Prior to administering a drug to a patient, the drug may require transfer from a storage container to a drug delivery container. The storage container may be, for example, a single-dose drug container. The drug delivery container may be, for example, a syringe. Typically, after the drug is transferred to the syringe, the person carrying out the transfer sometimes prepares a label by hand and applies it to the syringe to indicate the drug now contained in the syringe. In some situations, pre-prepared labels are provided to eliminate the need for the person to manually prepare the label. Some systems have been provided whereby the person can type in the name of the drug into a computer to print a label instead of having to prepare the label manually.
Several different types of error can occur during this process all of which can lead to the syringe bearing a label indicating a different drug than is actually contained in the syringe. For example, the user can pull the wrong drug from a drug cabinet and prepare a label with the name of the drug they thought they pulled. This can occur particularly easily with certain drugs, because their colour and packaging may be quite similar.
Alternatively, the user may pull the correct drug from the drug cabinet, but may inadvertently prepare a label indicating the next drug that has to be prepared because that next drug is on the user's mind at the time. Another problem is that some drugs have very similar names to other drugs, which increases the risk that a user will mistake one drug for another.
Once a syringe is mis-labeled many problems can occur. If a patient receives the wrong drug, this can lead to catastrophic consequences. Unfortunately, doctors treating the patent might not find out the true cause of the patient's reaction and therefore would not be easily able to properly treat it.
A proposed solution to this problem has been to prepare and label syringes at the pharmacy and to send the drugs to the point of care in the syringes to eliminate the need for a repackaging step. A problem with this approach is that the drugs expire relatively quickly once they are in the syringe, and often the drug manufacturer is not certain how quickly. In many cases, the drug expires in a matter of hours.
Additionally, storage of the drug in a syringe over several hours can in some situations lead to chemicals contained in the syringe components (eg. housing, plunger and seal) leaching into the drug. If the patient reacts to these chemicals this can cause harm to the patient.
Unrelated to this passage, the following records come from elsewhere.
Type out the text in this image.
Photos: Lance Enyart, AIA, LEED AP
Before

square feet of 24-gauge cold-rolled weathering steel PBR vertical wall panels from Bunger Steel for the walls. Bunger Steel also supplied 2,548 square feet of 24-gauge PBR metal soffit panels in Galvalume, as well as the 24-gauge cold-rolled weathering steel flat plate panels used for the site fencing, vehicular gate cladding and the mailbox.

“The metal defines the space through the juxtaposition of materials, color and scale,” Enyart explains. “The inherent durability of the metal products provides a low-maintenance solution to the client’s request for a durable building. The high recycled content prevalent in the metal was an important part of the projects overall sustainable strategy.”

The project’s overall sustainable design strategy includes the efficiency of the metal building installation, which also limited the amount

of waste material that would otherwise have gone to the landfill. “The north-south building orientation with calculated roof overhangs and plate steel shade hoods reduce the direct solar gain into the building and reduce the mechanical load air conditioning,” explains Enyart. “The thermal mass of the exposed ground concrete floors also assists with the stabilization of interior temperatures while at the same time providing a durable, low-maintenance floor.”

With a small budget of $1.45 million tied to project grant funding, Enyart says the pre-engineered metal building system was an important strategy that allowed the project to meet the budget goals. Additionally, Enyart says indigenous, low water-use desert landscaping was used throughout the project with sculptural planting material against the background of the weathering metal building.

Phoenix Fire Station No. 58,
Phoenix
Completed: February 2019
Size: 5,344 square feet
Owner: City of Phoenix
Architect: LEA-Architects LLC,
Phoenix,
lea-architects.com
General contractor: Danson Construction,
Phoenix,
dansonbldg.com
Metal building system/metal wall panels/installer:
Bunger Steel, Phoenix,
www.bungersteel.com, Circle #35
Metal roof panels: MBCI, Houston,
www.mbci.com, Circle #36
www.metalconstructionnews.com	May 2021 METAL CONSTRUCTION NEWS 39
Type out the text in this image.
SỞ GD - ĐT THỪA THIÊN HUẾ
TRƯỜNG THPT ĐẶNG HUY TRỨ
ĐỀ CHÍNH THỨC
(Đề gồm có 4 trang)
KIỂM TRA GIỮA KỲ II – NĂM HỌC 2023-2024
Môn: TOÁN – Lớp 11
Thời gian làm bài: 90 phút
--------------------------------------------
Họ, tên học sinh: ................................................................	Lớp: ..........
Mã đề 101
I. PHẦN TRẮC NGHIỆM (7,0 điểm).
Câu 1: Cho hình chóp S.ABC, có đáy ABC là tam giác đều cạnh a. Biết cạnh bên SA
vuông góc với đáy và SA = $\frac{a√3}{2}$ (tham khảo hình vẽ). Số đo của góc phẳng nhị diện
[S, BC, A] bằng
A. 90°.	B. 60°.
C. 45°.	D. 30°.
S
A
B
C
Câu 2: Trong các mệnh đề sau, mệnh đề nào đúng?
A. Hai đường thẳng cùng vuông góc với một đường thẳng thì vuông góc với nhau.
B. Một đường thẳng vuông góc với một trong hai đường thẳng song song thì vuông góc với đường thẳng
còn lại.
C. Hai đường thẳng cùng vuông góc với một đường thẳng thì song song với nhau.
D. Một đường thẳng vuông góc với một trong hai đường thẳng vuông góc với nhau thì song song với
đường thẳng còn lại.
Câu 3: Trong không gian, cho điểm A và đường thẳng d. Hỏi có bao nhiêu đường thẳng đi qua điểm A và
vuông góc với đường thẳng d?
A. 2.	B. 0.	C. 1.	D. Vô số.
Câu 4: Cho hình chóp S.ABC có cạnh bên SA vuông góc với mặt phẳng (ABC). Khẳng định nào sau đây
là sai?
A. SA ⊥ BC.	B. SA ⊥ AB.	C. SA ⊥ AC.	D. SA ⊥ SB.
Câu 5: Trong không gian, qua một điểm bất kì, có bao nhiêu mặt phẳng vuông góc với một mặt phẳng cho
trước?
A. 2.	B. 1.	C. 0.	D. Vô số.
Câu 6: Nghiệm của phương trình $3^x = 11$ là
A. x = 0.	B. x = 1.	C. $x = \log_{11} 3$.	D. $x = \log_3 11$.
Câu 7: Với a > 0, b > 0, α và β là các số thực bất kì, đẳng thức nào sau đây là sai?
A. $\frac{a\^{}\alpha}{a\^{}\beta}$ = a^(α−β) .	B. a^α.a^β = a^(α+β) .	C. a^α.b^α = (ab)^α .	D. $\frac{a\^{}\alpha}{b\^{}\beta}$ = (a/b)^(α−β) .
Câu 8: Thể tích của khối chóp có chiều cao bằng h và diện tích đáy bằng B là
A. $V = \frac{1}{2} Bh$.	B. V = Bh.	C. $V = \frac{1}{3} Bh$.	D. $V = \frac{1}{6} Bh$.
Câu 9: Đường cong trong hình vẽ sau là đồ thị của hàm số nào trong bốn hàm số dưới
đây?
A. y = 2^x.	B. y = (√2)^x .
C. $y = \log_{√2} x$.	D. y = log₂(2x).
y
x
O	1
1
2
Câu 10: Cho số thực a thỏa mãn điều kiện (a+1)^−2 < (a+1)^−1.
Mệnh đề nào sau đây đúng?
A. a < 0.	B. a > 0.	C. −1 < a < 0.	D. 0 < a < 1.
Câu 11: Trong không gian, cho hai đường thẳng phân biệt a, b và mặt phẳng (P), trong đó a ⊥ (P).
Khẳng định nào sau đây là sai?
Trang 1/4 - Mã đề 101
Additionally, in some environments, such as an operating room environment, it sometimes occurs that an unexpected drug is required to be administered to the patient. Either the drug has to be repackaged in the operating room with all of its inherent problems as described above, or the pharmacy has to prepare many extra syringes containing drugs to cover off unexpected situations. Whichever of these extra syringes is not used during the operation is discarded, since they cannot be repackaged with confidence in their expiry date or their safety. This practice is, of course, wasteful of the discarded drugs and may also be costly.